O propósito de reconciliar o país, expresso pelo presidente eleito, Jair Bolsonaro, já no discurso da vitória, transcende sua mera intenção, por mais sincera. Depende da receptividade do adversário.
Por aí, as chances são escassas, para dizer o mínimo.
Reconciliação não significa capitulação, mas desarmamento de espíritos, de modo a que os antagonismos, por mais extremados, se deem na arena política, dentro das regras do jogo democrático.
O PT não reza por essa cartilha – e já deu sinais claros nesse sentido. Basta ver o modo como tem reagido à derrota. Não fala em fiscalizar o futuro governo, combatê-lo no âmbito parlamentar, criticando propostas, denunciando erros, missão oposicionista.
Fala em resistência, revanche, ir às ruas. Põe em dúvida, nessa oratória incendiária, a legitimidade das eleições. Lula, ocultado no segundo turno para reduzir o desgaste da legenda, volta à cena, a partir da nomeação do juiz Sérgio Moro ao Ministério da Justiça.
A narrativa que o partido pretende difundir – e já o faz – é tortuosa; pretende associar a derrota do PT a um plano maquiavélico, segundo o qual Moro teria prendido Lula para propiciar a vitória de Bolsonaro. A recompensa estaria sendo paga agora, com a nomeação de Moro para o Ministério. Lula, portanto, seria um preso político. E Bolsonaro e Moro, dentro desse raciocínio, criminosos.
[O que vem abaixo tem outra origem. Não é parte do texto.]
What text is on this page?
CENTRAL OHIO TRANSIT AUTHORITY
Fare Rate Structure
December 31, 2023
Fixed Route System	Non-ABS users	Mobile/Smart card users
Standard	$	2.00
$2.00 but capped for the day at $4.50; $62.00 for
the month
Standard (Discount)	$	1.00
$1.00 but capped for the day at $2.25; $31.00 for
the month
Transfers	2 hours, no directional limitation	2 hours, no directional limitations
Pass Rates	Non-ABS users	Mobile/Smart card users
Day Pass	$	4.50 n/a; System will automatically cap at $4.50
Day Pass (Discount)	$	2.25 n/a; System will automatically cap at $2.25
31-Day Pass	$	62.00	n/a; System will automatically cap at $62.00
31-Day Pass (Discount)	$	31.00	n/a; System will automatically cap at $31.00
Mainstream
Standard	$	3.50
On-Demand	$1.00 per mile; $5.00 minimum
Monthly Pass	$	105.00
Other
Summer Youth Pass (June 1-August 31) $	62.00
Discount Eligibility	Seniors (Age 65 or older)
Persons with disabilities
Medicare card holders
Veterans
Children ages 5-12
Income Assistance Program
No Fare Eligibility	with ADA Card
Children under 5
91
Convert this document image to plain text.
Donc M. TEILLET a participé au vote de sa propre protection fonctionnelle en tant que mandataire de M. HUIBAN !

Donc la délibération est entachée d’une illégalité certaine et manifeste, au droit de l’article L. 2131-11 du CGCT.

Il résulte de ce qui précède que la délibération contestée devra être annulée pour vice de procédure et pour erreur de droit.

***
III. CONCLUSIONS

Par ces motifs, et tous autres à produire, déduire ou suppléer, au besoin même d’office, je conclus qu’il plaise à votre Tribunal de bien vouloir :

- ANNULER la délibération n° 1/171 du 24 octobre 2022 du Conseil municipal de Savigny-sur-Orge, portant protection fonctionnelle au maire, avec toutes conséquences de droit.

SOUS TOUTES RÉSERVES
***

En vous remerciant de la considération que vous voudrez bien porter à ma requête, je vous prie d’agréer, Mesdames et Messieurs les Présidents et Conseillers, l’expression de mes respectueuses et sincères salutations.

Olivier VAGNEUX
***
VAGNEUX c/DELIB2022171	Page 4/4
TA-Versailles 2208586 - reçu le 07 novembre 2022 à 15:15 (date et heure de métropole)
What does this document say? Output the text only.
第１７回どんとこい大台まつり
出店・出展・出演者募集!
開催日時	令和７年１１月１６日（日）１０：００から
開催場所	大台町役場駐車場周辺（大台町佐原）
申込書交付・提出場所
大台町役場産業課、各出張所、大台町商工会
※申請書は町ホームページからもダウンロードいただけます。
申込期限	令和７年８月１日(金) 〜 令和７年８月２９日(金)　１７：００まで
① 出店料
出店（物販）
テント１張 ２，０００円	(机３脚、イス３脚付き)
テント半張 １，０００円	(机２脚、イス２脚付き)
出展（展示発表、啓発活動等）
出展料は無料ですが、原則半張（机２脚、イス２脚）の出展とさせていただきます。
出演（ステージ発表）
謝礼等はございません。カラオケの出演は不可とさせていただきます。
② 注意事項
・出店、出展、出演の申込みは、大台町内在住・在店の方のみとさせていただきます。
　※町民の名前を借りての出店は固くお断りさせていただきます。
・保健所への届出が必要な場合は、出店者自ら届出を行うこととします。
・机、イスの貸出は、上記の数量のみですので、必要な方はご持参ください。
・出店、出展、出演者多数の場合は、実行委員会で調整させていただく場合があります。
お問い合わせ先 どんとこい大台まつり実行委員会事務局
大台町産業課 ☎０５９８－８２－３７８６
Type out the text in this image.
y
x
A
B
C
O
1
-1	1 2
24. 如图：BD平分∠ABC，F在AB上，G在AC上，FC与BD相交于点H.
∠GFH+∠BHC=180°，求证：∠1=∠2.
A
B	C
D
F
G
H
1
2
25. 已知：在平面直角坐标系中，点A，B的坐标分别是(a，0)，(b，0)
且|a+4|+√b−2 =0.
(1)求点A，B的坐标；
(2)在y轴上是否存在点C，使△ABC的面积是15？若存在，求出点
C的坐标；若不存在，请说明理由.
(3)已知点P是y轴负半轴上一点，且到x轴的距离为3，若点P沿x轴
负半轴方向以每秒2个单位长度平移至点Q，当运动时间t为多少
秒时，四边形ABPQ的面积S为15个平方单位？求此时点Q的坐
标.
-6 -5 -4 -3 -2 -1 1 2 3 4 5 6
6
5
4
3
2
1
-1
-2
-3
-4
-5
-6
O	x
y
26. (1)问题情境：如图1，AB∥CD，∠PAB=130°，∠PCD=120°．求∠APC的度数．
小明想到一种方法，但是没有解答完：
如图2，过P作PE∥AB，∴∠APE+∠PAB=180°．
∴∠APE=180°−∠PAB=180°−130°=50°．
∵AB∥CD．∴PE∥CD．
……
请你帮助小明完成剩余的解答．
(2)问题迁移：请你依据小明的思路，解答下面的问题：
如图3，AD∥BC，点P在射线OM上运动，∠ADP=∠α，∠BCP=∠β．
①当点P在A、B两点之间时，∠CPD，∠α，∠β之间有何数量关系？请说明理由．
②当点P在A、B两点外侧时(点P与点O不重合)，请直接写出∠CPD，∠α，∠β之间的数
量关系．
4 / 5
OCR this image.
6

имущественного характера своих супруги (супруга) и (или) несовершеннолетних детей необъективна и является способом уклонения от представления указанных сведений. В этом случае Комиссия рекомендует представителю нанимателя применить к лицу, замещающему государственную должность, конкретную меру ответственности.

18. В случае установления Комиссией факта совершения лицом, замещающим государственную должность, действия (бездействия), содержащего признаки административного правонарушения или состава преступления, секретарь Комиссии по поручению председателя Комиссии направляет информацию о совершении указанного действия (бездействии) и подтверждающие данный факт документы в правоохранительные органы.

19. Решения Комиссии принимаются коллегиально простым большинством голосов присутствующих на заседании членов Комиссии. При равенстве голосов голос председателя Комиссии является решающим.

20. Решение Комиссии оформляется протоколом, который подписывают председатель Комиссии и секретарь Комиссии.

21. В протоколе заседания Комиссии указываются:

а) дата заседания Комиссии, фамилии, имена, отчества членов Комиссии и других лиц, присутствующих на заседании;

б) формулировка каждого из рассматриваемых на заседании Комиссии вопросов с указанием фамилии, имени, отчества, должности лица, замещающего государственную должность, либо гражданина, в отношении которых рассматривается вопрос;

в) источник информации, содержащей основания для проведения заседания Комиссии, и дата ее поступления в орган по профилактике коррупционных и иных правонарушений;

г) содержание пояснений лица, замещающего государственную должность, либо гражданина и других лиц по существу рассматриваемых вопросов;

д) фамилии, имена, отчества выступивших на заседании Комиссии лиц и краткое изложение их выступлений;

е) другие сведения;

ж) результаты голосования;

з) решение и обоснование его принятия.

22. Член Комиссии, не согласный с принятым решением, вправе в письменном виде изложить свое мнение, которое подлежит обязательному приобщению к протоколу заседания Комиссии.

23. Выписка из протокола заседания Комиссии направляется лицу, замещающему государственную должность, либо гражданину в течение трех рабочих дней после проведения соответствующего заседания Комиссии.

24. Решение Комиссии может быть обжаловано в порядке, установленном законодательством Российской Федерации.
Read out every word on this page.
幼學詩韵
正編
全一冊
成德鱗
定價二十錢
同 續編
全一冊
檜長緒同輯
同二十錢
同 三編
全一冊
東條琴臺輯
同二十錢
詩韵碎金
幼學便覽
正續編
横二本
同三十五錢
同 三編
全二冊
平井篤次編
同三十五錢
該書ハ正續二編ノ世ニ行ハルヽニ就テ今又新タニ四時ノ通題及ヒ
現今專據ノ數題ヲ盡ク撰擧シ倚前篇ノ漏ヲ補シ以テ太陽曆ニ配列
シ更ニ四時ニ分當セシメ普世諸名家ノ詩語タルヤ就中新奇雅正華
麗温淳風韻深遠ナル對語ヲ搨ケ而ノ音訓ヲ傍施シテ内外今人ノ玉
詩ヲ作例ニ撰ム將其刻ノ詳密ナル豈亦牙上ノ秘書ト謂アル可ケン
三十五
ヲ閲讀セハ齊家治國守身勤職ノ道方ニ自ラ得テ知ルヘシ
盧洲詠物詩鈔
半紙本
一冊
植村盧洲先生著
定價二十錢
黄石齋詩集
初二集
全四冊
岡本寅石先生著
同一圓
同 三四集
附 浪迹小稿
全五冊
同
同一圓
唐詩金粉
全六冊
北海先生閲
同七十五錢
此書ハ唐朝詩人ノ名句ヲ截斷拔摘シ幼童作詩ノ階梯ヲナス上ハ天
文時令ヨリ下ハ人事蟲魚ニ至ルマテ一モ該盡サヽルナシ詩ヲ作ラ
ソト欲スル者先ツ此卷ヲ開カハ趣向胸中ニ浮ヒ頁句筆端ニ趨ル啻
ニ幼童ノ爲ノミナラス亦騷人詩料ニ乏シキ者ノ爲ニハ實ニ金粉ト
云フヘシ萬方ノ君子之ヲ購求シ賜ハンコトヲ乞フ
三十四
É claro que essa versão esbarra em provas e testemunhos abundantes, que indiciam o ex-presidente em diversas falcatruas, que virão à tona mesmo sem a presença de Moro no Judiciário.
Mas o PT, quanto a isso, segue a receita de Goebbels, o ministro da Propaganda de Hitler: “Uma mentira repetida à exaustão vira verdade”. A Lava Jato não depende de Moro, que dela se tornou um símbolo, mas que já adquiriu autonomia para seguir sem ele.
Dias depois do segundo turno, Guilherme Boulos (que, mesmo com 0,5% dos votos no primeiro turno, pretende falar em nome do povo) levou sua turma à avenida Paulista e promoveu o que de melhor sabe fazer: baderna, quebra-quebra, provocação.
Pior: voltou a conclamar seus adeptos a invadir a casa de Bolsonaro, reincidindo no mesmo crime de incitação à violência. A retórica do PT o estimula. Gleisi Hoffmann, presidente do partido, informa que a “resistência” se dará nas ruas. José Dirceu, ainda solto, já havia dito que a “tomada do poder” independe de ganhar eleições.
Mas o ponto mais delicado no desafio de promover a reconciliação está no meio estudantil.
Nele, a esquerda ergueu sua mais forte cidadela. São décadas de ação doutrinária, que remonta ao período militar, e já formou gerações de professores, que só admitem a divergência nos termos e no campo das ideias da própria esquerda. Fora daí, é “fascismo”.
Os fascistas não fariam melhor. Há numerosos vídeos na internet de milícias estudantis em universidades públicas (e mesmo em escolas secundárias), agredindo e impedindo que colegas divergentes se manifestem – ou que sequer permaneçam no campus quando identificados. Como reverter esse quadro?
O uso de força policial se mostra ineficaz e resulta em desgaste ainda maior, realimentando a hostilidade e o radicalismo. E é exatamente nesse nó cego que a esquerda continuará a investir, em clima de desafio permanente à nova ordem.